Ведь вспомнить — значит сказать вслух, сказать вслух — значит искать в степи женщину, искать — значит еще оставаться в этой зеленой, красивой, но безлюдной степи...
Чем не сюжет? И почему бы ему не быть гениальным?
Ну, конечно, странная вещь... Странная для автора, нечего и говорить — для редактора.
А еще, покуда я ехал в автобусе домой, я думал о роли биографии в творчестве писателя.
Вот, скажем, Толстой и Гоголь...
Могучий Толстой, долгожитель, многочисленные предки оставили заметный след в отечественной истории, многочисленные потомки не остались людьми неприметными, и вот он всю свою жизнь как будто бы вживался в собственную жизнь, обширную и разветвленную, в свои переживания разных возрастов, в переживания своих близких, а из этих переживаний и возникли грандиозные произведения. Ведь даже «Войну и мир» без большой погрешности можно назвать по-другому: «Война и семья».
А Гоголь?
У того и биографии-то не было, и сам-то он был хилым, неврастеничным человеком, мало что на свете видел, мало что пережил, не влюблялся (так, пустяки, кажется, какие-то!), отцом не был, семьи не имел, практическими делами не занимался, не умел, а ведь тоже — какие грандиозные образы создал! Тарас Бульба! Да такого и у Толстого-то нет! А Чичиков?! Какая предприимчивость, какой делец и юрист! А Собакевич?! А Ноздрев? А поищите-ка в мировой литературе такого же веселого проходимца — Хлестакова!

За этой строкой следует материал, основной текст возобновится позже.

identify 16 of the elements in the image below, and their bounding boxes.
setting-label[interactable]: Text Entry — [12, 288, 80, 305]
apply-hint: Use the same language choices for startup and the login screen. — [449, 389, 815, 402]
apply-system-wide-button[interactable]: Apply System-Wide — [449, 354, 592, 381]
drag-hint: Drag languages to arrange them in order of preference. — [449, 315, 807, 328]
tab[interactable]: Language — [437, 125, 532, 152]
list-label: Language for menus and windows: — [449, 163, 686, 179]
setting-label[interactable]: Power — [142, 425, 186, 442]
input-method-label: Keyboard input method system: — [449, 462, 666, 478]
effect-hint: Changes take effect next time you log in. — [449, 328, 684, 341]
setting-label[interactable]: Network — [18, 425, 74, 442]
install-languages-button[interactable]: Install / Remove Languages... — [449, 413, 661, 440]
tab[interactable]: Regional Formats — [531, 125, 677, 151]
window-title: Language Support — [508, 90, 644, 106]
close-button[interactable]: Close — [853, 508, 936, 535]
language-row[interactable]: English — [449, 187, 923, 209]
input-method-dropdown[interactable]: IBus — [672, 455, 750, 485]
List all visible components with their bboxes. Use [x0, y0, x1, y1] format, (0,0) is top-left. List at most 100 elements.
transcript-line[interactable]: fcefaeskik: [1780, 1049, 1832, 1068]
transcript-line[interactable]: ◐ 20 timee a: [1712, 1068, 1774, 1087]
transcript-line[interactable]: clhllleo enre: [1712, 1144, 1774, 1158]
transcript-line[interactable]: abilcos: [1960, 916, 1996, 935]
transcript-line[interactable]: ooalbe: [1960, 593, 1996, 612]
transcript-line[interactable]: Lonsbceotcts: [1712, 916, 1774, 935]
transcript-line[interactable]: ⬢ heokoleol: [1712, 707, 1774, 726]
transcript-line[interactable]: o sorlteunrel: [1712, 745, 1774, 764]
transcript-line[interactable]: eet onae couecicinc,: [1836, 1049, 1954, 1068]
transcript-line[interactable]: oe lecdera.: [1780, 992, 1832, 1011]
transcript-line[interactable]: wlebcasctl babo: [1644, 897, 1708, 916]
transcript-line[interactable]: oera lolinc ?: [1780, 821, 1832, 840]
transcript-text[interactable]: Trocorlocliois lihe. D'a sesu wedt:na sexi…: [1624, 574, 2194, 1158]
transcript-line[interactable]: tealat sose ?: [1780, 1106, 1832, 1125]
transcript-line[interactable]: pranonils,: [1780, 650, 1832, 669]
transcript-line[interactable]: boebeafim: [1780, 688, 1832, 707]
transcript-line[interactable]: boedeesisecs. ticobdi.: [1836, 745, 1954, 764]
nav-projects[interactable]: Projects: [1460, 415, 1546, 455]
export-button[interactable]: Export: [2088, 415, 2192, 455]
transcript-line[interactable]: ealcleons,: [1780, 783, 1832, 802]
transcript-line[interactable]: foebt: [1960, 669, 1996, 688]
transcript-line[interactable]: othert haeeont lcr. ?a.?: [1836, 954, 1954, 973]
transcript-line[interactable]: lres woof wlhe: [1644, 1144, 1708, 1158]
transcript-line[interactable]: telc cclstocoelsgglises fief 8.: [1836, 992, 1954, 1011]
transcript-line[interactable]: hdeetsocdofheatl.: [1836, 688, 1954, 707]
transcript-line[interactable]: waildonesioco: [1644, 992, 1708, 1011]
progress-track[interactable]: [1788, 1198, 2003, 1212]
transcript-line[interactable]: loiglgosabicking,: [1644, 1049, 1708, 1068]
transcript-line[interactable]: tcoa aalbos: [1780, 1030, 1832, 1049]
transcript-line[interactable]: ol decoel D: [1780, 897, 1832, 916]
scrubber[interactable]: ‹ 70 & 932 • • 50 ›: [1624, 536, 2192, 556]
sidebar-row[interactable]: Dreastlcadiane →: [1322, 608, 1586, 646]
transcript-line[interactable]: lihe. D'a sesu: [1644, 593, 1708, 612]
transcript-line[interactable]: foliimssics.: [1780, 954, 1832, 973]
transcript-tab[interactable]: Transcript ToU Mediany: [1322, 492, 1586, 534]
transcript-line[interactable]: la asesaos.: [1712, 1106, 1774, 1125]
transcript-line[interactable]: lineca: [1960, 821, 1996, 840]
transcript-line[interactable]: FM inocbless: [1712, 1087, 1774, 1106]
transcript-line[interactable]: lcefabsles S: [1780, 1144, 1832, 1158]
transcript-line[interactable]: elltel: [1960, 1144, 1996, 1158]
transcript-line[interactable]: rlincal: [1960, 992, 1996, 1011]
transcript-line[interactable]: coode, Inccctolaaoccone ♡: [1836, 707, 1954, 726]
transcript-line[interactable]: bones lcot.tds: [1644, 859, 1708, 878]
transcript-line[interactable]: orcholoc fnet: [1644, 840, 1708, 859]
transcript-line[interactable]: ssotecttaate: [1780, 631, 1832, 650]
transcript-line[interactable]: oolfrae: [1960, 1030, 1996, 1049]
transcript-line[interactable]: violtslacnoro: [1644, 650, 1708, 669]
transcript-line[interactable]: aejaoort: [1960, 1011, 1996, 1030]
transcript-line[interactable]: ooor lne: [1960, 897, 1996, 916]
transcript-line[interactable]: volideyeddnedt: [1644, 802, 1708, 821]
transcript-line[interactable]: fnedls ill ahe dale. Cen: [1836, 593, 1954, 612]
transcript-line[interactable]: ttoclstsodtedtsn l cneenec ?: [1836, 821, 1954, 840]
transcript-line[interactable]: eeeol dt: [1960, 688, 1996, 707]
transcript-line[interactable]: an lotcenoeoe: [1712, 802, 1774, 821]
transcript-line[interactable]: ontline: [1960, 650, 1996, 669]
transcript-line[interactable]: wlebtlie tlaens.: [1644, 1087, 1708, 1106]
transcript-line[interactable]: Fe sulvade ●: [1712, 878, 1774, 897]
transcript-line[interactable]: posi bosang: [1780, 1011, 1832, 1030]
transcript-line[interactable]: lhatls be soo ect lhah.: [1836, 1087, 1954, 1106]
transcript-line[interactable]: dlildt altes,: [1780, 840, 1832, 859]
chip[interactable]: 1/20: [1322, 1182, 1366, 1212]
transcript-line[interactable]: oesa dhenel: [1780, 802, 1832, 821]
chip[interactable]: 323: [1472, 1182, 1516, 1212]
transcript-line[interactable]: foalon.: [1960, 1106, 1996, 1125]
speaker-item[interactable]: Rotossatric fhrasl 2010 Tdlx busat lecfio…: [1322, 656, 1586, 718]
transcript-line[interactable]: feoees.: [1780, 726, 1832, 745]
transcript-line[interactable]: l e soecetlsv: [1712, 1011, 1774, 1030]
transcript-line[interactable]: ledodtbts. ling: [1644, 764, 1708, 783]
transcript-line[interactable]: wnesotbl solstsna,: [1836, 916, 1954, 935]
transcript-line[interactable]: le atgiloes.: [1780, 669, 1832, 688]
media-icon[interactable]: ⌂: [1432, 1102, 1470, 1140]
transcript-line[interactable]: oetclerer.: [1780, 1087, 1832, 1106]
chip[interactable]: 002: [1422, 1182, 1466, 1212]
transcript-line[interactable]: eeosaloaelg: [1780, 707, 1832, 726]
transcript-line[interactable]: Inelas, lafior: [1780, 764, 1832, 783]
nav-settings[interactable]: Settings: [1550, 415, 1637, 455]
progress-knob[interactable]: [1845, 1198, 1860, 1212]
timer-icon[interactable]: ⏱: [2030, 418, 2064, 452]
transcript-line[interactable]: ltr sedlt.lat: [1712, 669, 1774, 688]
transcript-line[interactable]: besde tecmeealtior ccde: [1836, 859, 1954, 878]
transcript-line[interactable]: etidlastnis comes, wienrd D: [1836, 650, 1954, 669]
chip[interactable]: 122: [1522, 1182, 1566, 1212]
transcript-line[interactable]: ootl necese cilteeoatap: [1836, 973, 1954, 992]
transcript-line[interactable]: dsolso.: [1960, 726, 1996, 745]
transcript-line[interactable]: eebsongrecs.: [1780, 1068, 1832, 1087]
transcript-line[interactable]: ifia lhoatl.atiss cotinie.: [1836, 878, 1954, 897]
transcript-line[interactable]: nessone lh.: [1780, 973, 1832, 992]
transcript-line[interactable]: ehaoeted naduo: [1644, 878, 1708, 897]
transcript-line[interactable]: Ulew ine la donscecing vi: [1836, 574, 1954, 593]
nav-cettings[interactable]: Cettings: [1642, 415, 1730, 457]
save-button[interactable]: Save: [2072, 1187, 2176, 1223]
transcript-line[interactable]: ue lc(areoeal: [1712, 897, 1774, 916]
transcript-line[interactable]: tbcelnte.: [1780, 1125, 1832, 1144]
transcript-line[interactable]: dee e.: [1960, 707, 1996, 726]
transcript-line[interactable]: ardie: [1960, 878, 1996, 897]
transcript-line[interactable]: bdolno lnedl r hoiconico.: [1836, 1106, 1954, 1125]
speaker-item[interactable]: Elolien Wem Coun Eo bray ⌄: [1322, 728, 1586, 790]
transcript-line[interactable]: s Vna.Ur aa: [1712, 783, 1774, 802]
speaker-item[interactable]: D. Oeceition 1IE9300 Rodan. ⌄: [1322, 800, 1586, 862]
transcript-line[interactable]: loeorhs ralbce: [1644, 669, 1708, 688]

Спрашивается: какую же роль играет биография в творчестве писателя? Может быть, никакой? Может быть, в принципе, теоретически писателю и вообще не нужна жизнь, она только мешает ему, и самый лучший, идеальный вариант — это не писатель имярек, а некое творческое вещество; которое не живет никакой другой жизнью, кроме творческой?
Действительно, зачем идеалу жизнь? Чтобы коверкать свою идеальность? Чтобы растрачивать себя попусту и не по назначению?
Но вот в чем дело: и Толстой, и Гоголь оба в одинаковой мере были жертвами литературы, ее рабами. Причем добровольными, а ведь добровольное и даже восторженное рабство — это худший вид рабства. Ну да, один был рабом по причине богатства своей жизни, другой — по причине ее бедности.
Вот я и думаю: где та причина, которая и меня сделала бы рабом литературы? Настоящим, пресмыкающимся и безропотным рабом?
Где она? Неужели ее нет? И не будет никогда?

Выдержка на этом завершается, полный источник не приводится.